El convenio se suscribe a 40 años, explica, «durante los cuales las circunstancias pueden cambiar mucho. Se nos obliga a aportar una cantidad determinada de residuos».
No obstante, según explica Cueva hay un punto que «contradice frontalmente los principios fundamentales de la ley» . Este es el siguiente:
«Si la evolución de la población de las provincias, una mayor concienciación ciudadana en el reciclado, la evolución de los envasados de los productos u otras circunstancias que se produzcan a lo largo de la vida de este convenio, hicieran que el volumen del rechazado de residuos generado no alcance las cifras que hagan viable la explotación de la planta, las partes valorarán la entrega de otro tipo de residuos susceptibles de valorización energética que permitan la sostenibilidad económica de la planta».
Es decir, a la planta se llevan los residuos sólidos urbanos (RU) que no se pueden reciclar. «Si hacemos bien nuestro trabajo y reducimos los residuos, o disminuye la población, de manera que no aportemos la suficiente cantidad a la planta, se usarán otros residuos que sí son reciclables. Básicamente -avanza- es dar preferencia a la viabilidad económica de la planta frente al reciclaje de residuos. Es un verdadero despropósito» .
En cuanto al impacto económico, el convenio dice: «La entrega de cantidades inferiores (medidas en toneladas) a las que se indican en el precitado Anexo I, supondrá un incremento del precio a satisfacer por cada tonelada, inversamente proporcional al decremento de residuo entregado, de forma que el producto de las toneladas entregadas en cada momento por el precio a abonar por ellas de lugar a un importe constante» .
«A estos efectos se tomará en cuenta el precio vigente en cada momento de la vida de contrato a suscribir por SOMACYL, considerando siempre el precio máximo previsto y su actualización anual, en la forma que luego se prevé.
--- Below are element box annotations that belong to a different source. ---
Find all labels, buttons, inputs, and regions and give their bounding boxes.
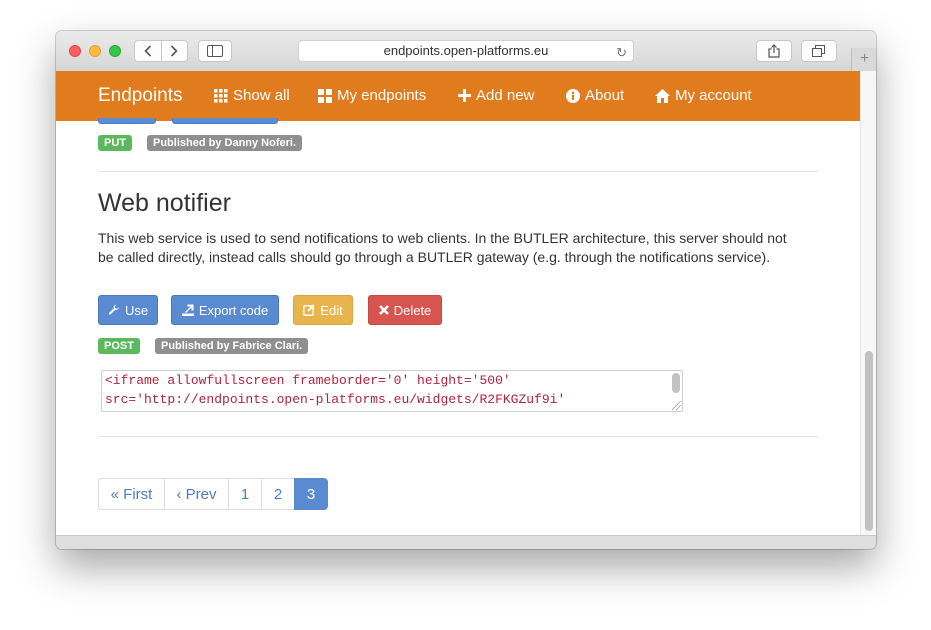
address-bar[interactable]: endpoints.open-platforms.eu ↻	[298, 40, 634, 62]
page-scrollbar-thumb[interactable]	[865, 351, 873, 531]
minimize-window-button[interactable]	[89, 45, 101, 57]
endpoint-list: PUT Published by Danny Noferi. Web notif…	[56, 118, 860, 535]
delete-button[interactable]: Delete	[368, 295, 442, 325]
pagination-page[interactable]: 2	[261, 478, 295, 510]
url-text: endpoints.open-platforms.eu	[383, 43, 549, 58]
chevron-right-icon	[171, 45, 178, 57]
web-viewport: Endpoints Show all My endpoints Add new …	[56, 71, 876, 535]
show-tabs-button[interactable]	[801, 40, 837, 62]
info-icon	[566, 88, 580, 103]
wrench-icon	[108, 304, 119, 315]
forward-button[interactable]	[162, 41, 188, 61]
tabs-icon	[812, 45, 825, 57]
export-code-button-label: Export code	[198, 302, 269, 318]
window-bottom-edge	[56, 535, 876, 549]
nav-add-new[interactable]: Add new	[458, 87, 534, 104]
nav-about-label: About	[585, 87, 625, 104]
browser-toolbar: endpoints.open-platforms.eu ↻ +	[56, 31, 876, 72]
sidebar-button[interactable]	[198, 40, 232, 62]
pagination-page[interactable]: 1	[228, 478, 262, 510]
brand-link[interactable]: Endpoints	[98, 85, 183, 107]
endpoint-description: This web service is used to send notific…	[98, 230, 787, 265]
publisher-badge: Published by Fabrice Clari.	[155, 338, 309, 354]
pagination-prev[interactable]: ‹ Prev	[164, 478, 229, 510]
nav-my-endpoints[interactable]: My endpoints	[318, 87, 426, 104]
pagination-first[interactable]: « First	[98, 478, 165, 510]
export-icon	[181, 304, 194, 316]
nav-show-all[interactable]: Show all	[214, 87, 290, 104]
embed-code-line: src='http://endpoints.open-platforms.eu/…	[105, 392, 566, 407]
previous-export-button[interactable]	[172, 118, 278, 124]
plus-icon: +	[859, 50, 870, 67]
nav-my-account-label: My account	[675, 87, 752, 104]
embed-code-line: <iframe allowfullscreen frameborder='0' …	[105, 373, 511, 388]
pagination-page-current[interactable]: 3	[294, 478, 328, 510]
nav-show-all-label: Show all	[233, 87, 290, 104]
close-window-button[interactable]	[69, 45, 81, 57]
site-navbar: Endpoints Show all My endpoints Add new …	[56, 71, 860, 121]
browser-window: endpoints.open-platforms.eu ↻ + Endpoint…	[56, 31, 876, 549]
share-icon	[768, 44, 780, 58]
home-icon	[655, 88, 670, 103]
export-code-button[interactable]: Export code	[171, 295, 279, 325]
history-nav-group	[134, 40, 188, 62]
new-tab-button[interactable]: +	[851, 48, 876, 71]
use-button-label: Use	[124, 302, 149, 318]
close-icon	[378, 305, 389, 315]
page-scrollbar[interactable]	[860, 71, 876, 535]
nav-my-account[interactable]: My account	[655, 87, 752, 104]
edit-button[interactable]: Edit	[293, 295, 353, 325]
back-button[interactable]	[135, 41, 161, 61]
method-badge: PUT	[98, 135, 132, 151]
plus-icon	[458, 89, 471, 102]
use-button[interactable]: Use	[98, 295, 158, 325]
share-button[interactable]	[756, 40, 792, 62]
pagination: « First ‹ Prev 1 2 3	[98, 478, 328, 510]
reload-icon[interactable]: ↻	[616, 43, 627, 63]
divider	[98, 171, 818, 172]
divider	[98, 436, 818, 437]
textarea-scrollbar[interactable]	[672, 373, 680, 393]
delete-button-label: Delete	[393, 302, 432, 318]
nav-about[interactable]: About	[566, 87, 624, 104]
method-badge: POST	[98, 338, 140, 354]
publisher-badge: Published by Danny Noferi.	[147, 135, 303, 151]
grid-icon	[214, 88, 228, 102]
embed-code-textarea[interactable]: <iframe allowfullscreen frameborder='0' …	[101, 370, 683, 412]
sidebar-icon	[207, 45, 223, 57]
nav-add-new-label: Add new	[476, 87, 535, 104]
edit-button-label: Edit	[320, 302, 343, 318]
previous-use-button[interactable]	[98, 118, 156, 124]
edit-icon	[303, 304, 315, 316]
resize-grip-icon[interactable]	[672, 401, 681, 410]
nav-my-endpoints-label: My endpoints	[337, 87, 427, 104]
chevron-left-icon	[144, 45, 151, 57]
th-large-icon	[318, 88, 332, 103]
zoom-window-button[interactable]	[109, 45, 121, 57]
endpoint-title: Web notifier	[98, 189, 231, 217]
Las oscilaciones del precio que traigan causa de la entrega de unas cantidades de residuo inferiores a las de dicho Anexo serán repercutidas individualizadamente a cada entidad local (entendiendo por tal cada firmante de este Convenio, bien sea una administración provincial, municipal, bien un Consorcio que agrupe a varias de ellas)» , prosigue el punto.
Esto significaría que «si generamos menos residuos pagamos más, algo que es justo lo contrario que lo que dice la ley: quien contamina, paga» .
Añade la responsable municipal de Medio Ambiente que según diversos estudios, «los residuos resultantes de la incineración son altamente contaminantes» .
«En el convenio no hay evaluación de impacto ambiental, ni estudio técnico, pues se hará a posteriori. ¿Cómo – se pregunta – se van a gestionar los residuos resultantes? Según un estudio de la Universidad de Granada muchos de los materiales que son susceptibles de reutilización son al mismo tiempo combustibles necesarios para el funcionamiento de la incineradora» .
«Por todo ello, Miranda votó y votará en contra de este convenio e insta a la Junta y a todos los firmantes a recapacitar seriamente sobre la idoneidad de construir una incineradora sin haber hecho todo lo posible para cumplir los objetivos a través de otro tipo de medidas sin estos inconvenientes» , zanja.